If you would like this piece to be the Story of the Week, please vote below on a scale of 1 to 10, with 1 being weak, and 10 being excellent. The numbers will be tallied on Friday and the story with the highest figure shall be Crowned Story of the Week. Be sure to fill in your name and verifiable email. You can include your critique/comment after the vote.

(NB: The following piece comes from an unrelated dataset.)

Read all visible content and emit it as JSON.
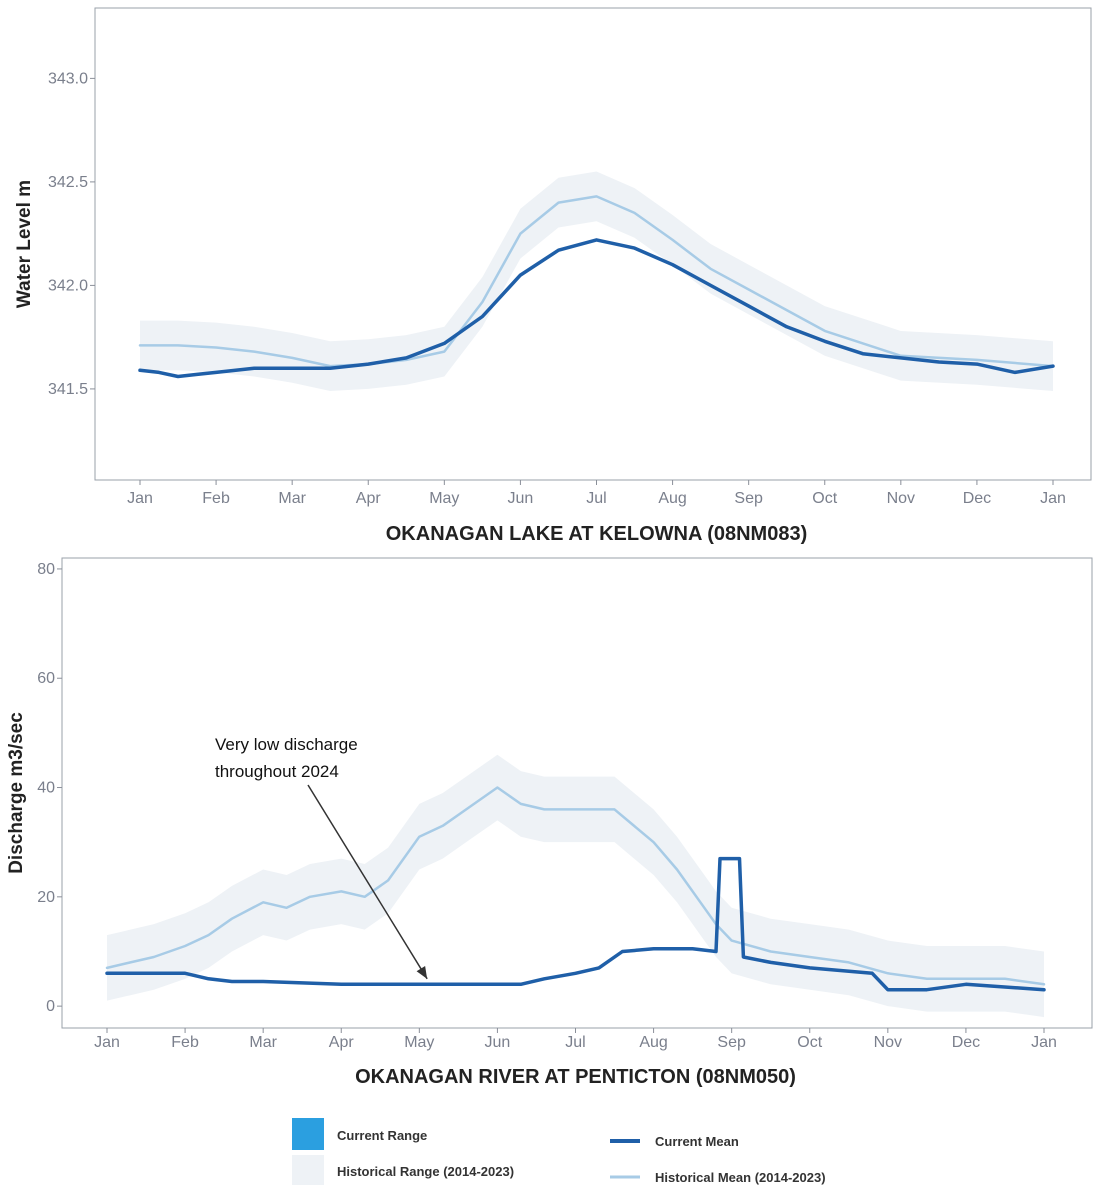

8 comments on “We Can Also Make It Work by Mwenda Riungu

  1. evesreflections
    August 17, 2009

    nice take on the true Kenya. A 7

  2. Bernadette Ndeda
    August 18, 2009

    LOL. Nice piece. Ill give it an 8

  3. chrispus
    August 18, 2009

    i was eating from the writer’s offering of well iced and chilled sarcasm but was lost at the end. i give it a 6.

  4. Stephen Mwangi
    August 18, 2009

    nice one.

    i say 6

  5. Raymond Bett
    August 18, 2009

    I would give a 7.
    The best satire blended in with humour. Kudos Mr. Riungu! This system can really work!

  6. Kamundi Henry
    August 20, 2009

    I enjoyed it. The language is rather simple to read. It brings out Kenyan contemporary issues. I give it 8

  7. maina
    August 24, 2009

    The Guru has always inspired me with his creative use of the english language. I have learnt a lot from him and continue to read his ever entertaining articles online. As one of those Now living in the “Diaspora” your interpretation may differ from mine… but that is neither here nor there… (not the snobbish type who come home and get lost on the streets of nairobi or cannot get into a mathree as bacause of the fear that they will get magged…. just do not dress to attaract too much attention) i fully agree with the writer that the system works and though there may be occasional instances of poor service delivery, the bigger picture here is that there is a system and it works.
    I give 9 out of a possible 10 just because i cannot give 100% as i was told while in Campus.

  8. Noella
    June 3, 2011

    Yes we can Mwenda, yes we can make the best of our country, if we all try from the grassroots and stop complaining about our politicians and do the best with what we have at whatever level. Kenya is a beautiful country.